Geçmiş yüzyıllarda, kadınların toplumdaki davranışları sıkı bir şekilde düzenlenmiştir. Duygularını gösteremezler ve sevdiklerini söyleyemezlerdi. Hanımlar kibar, alçakgönüllü, terbiyeli olmak zorundaydı. Ancak çapkın ve çekici kızlar, izin verilen sınırları aşmadan arzularını ifade etmenin veya flört etmenin yollarını nasıl bulacaklarını biliyorlardı. Fan muhatabına sahibinin tüm sempati ve niyetlerini anlatabilecek en gizemli ve belirsiz bayan aksesuarı oldu.

Topdan sonra. Konrad Kiesel
Topdan sonra. Konrad Kiesel

İlk taraftarların Çin ve Japonya'dan tüccarlar ve tarikat temsilcileri tarafından Avrupa'ya getirildiğine inanılıyor. İlk başta, sadece kraliyet ailelerinin üyelerine açıktı ve fildişinden yapıldıkları ve değerli taşlarla süslendiği için bir statü sembolü olarak kabul edildiler. Ancak Avrupalı ustalar onları kopyalamaya başladılar ve on sekizinci yüzyılın ortalarında, tüm yüksek sosyete yeni moda bir aksesuar edindi.

Holstein-Gottorp'tan Hedwig Elizabeth Charlotte'un portresi
Holstein-Gottorp'tan Hedwig Elizabeth Charlotte'un portresi

O zamanın hayranları çoğunlukla bir taban sapına sabitlenmiş yemyeşil tüylerden yapılmıştır. Bu arada, o günlerde sadece kadın değil, aynı zamanda erkek aksesuarıydılar. Bir süre sonra, aristokratlar, yüzyılın sonunda sabit fanları tamamen değiştiren katlanır fanları tercih etmeye başladılar.

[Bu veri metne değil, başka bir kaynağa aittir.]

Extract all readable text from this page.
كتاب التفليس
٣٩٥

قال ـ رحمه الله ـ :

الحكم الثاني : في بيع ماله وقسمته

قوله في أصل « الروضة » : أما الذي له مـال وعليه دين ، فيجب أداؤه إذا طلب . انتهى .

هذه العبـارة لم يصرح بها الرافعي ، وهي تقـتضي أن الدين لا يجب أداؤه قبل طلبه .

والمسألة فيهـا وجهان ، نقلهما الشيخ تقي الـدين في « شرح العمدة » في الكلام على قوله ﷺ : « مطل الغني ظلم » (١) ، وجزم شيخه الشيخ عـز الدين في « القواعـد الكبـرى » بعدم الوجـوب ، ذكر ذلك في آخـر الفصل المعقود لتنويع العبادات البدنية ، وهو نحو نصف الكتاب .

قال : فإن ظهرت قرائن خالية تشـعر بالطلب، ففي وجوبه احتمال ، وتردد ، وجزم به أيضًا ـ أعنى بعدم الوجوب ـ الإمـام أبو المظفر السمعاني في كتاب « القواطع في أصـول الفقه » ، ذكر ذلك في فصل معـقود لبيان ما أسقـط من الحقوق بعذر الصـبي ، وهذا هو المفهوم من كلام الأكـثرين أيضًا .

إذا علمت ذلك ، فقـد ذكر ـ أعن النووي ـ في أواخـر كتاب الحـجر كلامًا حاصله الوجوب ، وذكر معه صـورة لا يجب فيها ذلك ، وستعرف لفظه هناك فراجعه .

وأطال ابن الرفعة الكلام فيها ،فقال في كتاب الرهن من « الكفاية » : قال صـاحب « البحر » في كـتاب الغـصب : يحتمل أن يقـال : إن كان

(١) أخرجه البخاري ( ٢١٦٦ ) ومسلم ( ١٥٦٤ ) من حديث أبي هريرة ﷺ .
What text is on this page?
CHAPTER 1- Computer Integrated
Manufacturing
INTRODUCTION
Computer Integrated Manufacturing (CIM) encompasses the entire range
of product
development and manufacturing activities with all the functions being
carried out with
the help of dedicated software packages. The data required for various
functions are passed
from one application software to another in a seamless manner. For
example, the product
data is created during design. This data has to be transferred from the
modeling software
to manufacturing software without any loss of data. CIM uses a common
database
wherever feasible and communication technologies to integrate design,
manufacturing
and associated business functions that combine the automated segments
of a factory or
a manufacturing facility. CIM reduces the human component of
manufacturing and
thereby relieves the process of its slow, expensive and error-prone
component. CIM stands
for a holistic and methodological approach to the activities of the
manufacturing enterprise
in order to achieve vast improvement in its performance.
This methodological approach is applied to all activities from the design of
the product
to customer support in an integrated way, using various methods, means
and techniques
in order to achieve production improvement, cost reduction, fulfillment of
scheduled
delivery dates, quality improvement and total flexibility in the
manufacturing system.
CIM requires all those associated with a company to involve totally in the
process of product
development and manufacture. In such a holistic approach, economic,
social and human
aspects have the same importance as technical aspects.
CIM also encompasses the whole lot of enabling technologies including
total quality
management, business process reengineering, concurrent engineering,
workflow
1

Maria Mikhailovna Volkonskaya'nın portresi. K. Makovsky
Maria Mikhailovna Volkonskaya'nın portresi. K. Makovsky

Rokoko döneminde fanlar büyük miktarlarda üretilir ve sadece aristokrasinin değil, aynı zamanda daha az ayrıcalıklı mülklerin de bir aksesuarı haline gelir. Ancak yazar Germaine de Stael'in dediği gibi: "Valfayı tutma şekli ve dalgasıyla, prensesi kontesten ve markizi burjuvaziden ayırt etmek mümkündür." Mesele şu ki, o zamanlar hayranlar sadece zarif bir aksesuardan flört ve baştan çıkarma için bir araca dönüştü. Ve fanın dilini sadece aristokrasi biliyordu.

Taraftarın dilini öğretmek
Taraftarın dilini öğretmek

Bayanlar, sanki bu arada, hayranların yardımıyla tüm konuşmaları yapabilirdi. İşte bazı anlamlı "iletişim" örnekleri: Sol el ile sağ yanağa uygulanan bir yelpaze - "evet"; Sağ elle sol yanağa uygulanan bir yelpaze - "hayır"; Kendisiyle birlikte kendini yelpazeleyen bir bayan sol el - "Benimle flört etme"; Dudakların yakınındaki bir fan şu anlama gelir: "Sana güvenmiyorum"; Sağ el kapalı bir fanla kalbe işaret eder - "Seni seviyorum"; Sol kulağa bir açık fan - "izleniyoruz."

Galler Prensesi Alexandra'nın portresi. F. Winterhalter, 1864
Galler Prensesi Alexandra'nın portresi. F. Winterhalter, 1864
Kontes Varvara Alekseevna Musina-Pushkina'nın portresi. F. Winterhalter, 1857
Kontes Varvara Alekseevna Musina-Pushkina'nın portresi. F. Winterhalter, 1857

19. yüzyılın başında, gizli hayran şifresini deşifre eden birkaç kılavuz yayınlandı. Ancak Viktorya döneminde, fanın dili yavaş yavaş kullanılmayı bırakıyor ve aksesuar basitçe bayan imajının bir parçası haline geliyor. Fanlar endüstriyel ölçekte üretildi. Hanımların kesinlikle her elbise için kendi fanları olması gerekiyordu. Devekuşu tüyünden yapılan fanlar özellikle şık olarak kabul edildi (çünkü bu kuşlar neredeyse yok edildi).

Devekuşu tüyü hayranları 19. yüzyılda çok popülerdi
Devekuşu tüyü hayranları 19. yüzyılda çok popülerdi

20. yüzyılda, fanın anlamı pratik olarak ortadan kayboldu. Yine de sosyal etkinlikler dışında bir araya gelebilirler.

Fan, bayanlar flört etmek için bir araçtır
Fan, bayanlar flört etmek için bir araçtır

Rusya'da fan dili daha az coşkuyla uygulandı. A 19. yüzyıl Rusya'sında balo salonu görgü kuralları ayrı bir tartışmayı hak ediyor.